The door opened, under what seemed to him, in his first surprise, a halting hand and a woman stepped in. It was Nan. She came a hesitating pace into the room and stood looking at him, after the one interested glance about her, smiling a little, half quizzically, as if aware she had brought a surprise and yet not in doubt of its being welcome. Raven stared back at her for one bewildered minute and then, so instant and great was the revulsion, burst into a shout of laughter. Nan stood there and laughed with him.

"What is it, Rookie?" she asked, coming forward to him. "I'm funny, I suppose, but not so funny as all that. What's the joke?"

She was a finished sort of creature to come into his wood solitude, and yet an outdoor creature, too, with her gray fur cap and coat. She looked younger, less worn than when he saw her last, perhaps because her cheeks were red from the frosty air and her eyes bright at finding him.

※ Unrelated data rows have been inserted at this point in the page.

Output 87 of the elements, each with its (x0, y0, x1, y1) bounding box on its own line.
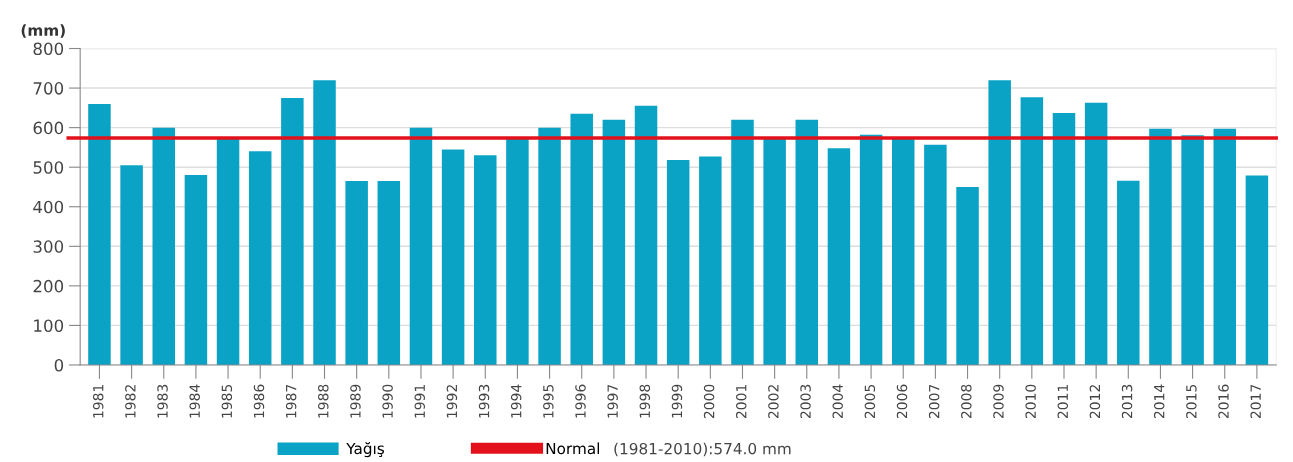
bar (281, 97, 304, 365)
x-tick-label: 2009 (993, 384, 1004, 419)
bar (1181, 135, 1204, 365)
bar (506, 138, 529, 365)
bar (699, 156, 722, 365)
bar (184, 175, 208, 365)
bar (570, 113, 593, 365)
x-tick-label: 1984 (189, 384, 200, 418)
y-tick-label: 500 (33, 161, 64, 174)
bar (1084, 102, 1108, 365)
x-tick-label: 2015 (1186, 384, 1197, 419)
bar (1245, 175, 1269, 365)
y-tick-label: 100 (34, 319, 64, 332)
x-tick-label: 2005 (864, 384, 876, 419)
bar (956, 186, 979, 365)
bar (859, 134, 883, 365)
bar (763, 138, 786, 365)
x-tick-label: 2004 (832, 384, 843, 419)
x-tick-label: 2012 (1089, 385, 1101, 419)
x-tick-label: 1995 (543, 384, 554, 418)
bar (409, 127, 433, 365)
bar (345, 181, 368, 365)
bar (1117, 180, 1140, 365)
bar (120, 165, 143, 365)
bar (88, 103, 111, 365)
x-tick-label: 2010 (1025, 384, 1036, 419)
bar (634, 105, 658, 365)
x-tick-label: 1994 (510, 384, 522, 418)
x-tick-label: 1988 (318, 384, 329, 418)
x-tick-label: 2013 (1121, 384, 1133, 419)
x-tick-label: 1985 (221, 384, 233, 418)
bar (731, 119, 754, 365)
y-tick-label: 700 (33, 82, 64, 95)
bar (795, 119, 819, 365)
bar (666, 160, 690, 365)
bar (248, 151, 272, 365)
x-tick-label: 1987 (285, 384, 297, 418)
y-tick-label: 300 (33, 240, 64, 253)
x-tick-label: 2006 (896, 384, 908, 419)
bar (891, 138, 915, 365)
bar (924, 144, 947, 365)
text: (1981-2010):574.0 mm (614, 442, 791, 457)
x-tick-label: 1993 (478, 384, 490, 418)
x-tick-label: 1999 (671, 384, 683, 418)
bar (1213, 128, 1236, 365)
x-tick-label: 2008 (961, 384, 972, 419)
x-tick-label: 2000 (703, 384, 715, 419)
x-tick-label: 1989 (350, 384, 361, 418)
x-tick-label: 2003 (800, 384, 811, 419)
x-tick-label: 1990 (382, 384, 393, 418)
y-tick-label: 600 (33, 121, 64, 135)
x-tick-label: 1983 (157, 384, 168, 418)
x-tick-label: 1998 (639, 384, 651, 418)
bar (1020, 97, 1044, 365)
bar (602, 119, 626, 365)
x-tick-label: 2014 (1153, 384, 1165, 419)
bar (152, 127, 176, 365)
legend-label: Yağış (346, 442, 384, 458)
x-tick-label: 2007 (928, 384, 940, 419)
x-tick-label: 1986 (253, 384, 265, 418)
x-tick-label: 2017 (1250, 384, 1261, 419)
y-tick-label: 800 (33, 42, 64, 56)
y-tick-label: 0 (54, 358, 64, 372)
x-tick-label: 1991 (414, 385, 425, 418)
bar (1149, 128, 1172, 365)
x-tick-label: 2016 (1218, 384, 1229, 419)
bar (474, 155, 497, 365)
x-tick-label: 1996 (575, 384, 586, 418)
legend-label: Normal (546, 442, 600, 455)
y-tick-label: 200 (33, 279, 64, 293)
y-axis-title: (mm) (21, 24, 65, 38)
x-tick-label: 2011 (1057, 385, 1069, 419)
bar (216, 137, 240, 365)
bar (313, 80, 336, 365)
bar (538, 127, 561, 365)
x-tick-label: 1997 (607, 384, 618, 418)
bar (988, 80, 1011, 365)
x-tick-label: 2002 (768, 385, 779, 419)
x-tick-label: 1992 (446, 385, 458, 418)
y-tick-label: 400 (33, 200, 64, 214)
bar (827, 148, 851, 365)
x-tick-label: 1982 (125, 385, 136, 418)
x-tick-label: 1981 (92, 385, 104, 418)
x-tick-label: 2001 (736, 385, 747, 419)
bar (377, 181, 401, 365)
bar (1052, 112, 1076, 365)
bar (441, 149, 465, 365)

"Let me have your coat," he said. "Come to the fire."

She took off her coat and he dropped it on the couch. He pulled a chair nearer the hearth (it was his own chair, not Tira's), and motioned her to it. She did not sit. She put out her thickly shod foot to the blaze and then withdrew it, for she was all aglow from her plunge up the hill, and turned to him, her brows knitted, her eyes considering.

"What is it, Rookie?" she asked. "Something's up and you wish I hadn't come. That it?"

"I haven't had time to wish you hadn't come," he said. He had to be straight with her. "I never was more surprised in my life. You were the last person I expected to see."

"But why d'you laugh, Rookie?" she persisted, and then, as he hesitated, evidently considering exactly why he did and what form he could put it in, she concluded: "I know. You were taken aback. I've done the same thing myself, often. Well!" She seemed to dismiss it as unimportant and began where she had evidently meant to begin. "Now I'll tell you what I'm here for."

"Sit down, Nan," he bade her.

Now that his first derangement was over, he was glad to see her. Tira might not come. If she did, he could do something. He could even, at a pinch and with Tira's consent, put the knowledge of the tawdry business into Nan's hands. But she would not sit down. Plainly she had received a setback. She was refusing to accept his hospitality to any informal extent. And he saw he had hurt her. He was always reading the inner minds of people, and that was where his disastrous sympathy was forever leading him: to that pernicious yielding, that living of other people's lives and not his own.

"It was only," he said, trying to pick up the lost thread of her confidence, "that I didn't expect you. I couldn't have dreamed of your coming. How did you come so early?"

"Took the early train," said Nan curtly.

"Not the beastly old thing that starts before light?"

She nodded.

"What for?"

"To get ahead of them," she answered, still curtly.

"Them? Who?"

"d.i.c.k and his mother and Doctor Brooke."

"d.i.c.k and Amelia? What's Amelia on here for?"

He had half expected her and yet, in the new turmoil about him, he had actually forgotten she might come.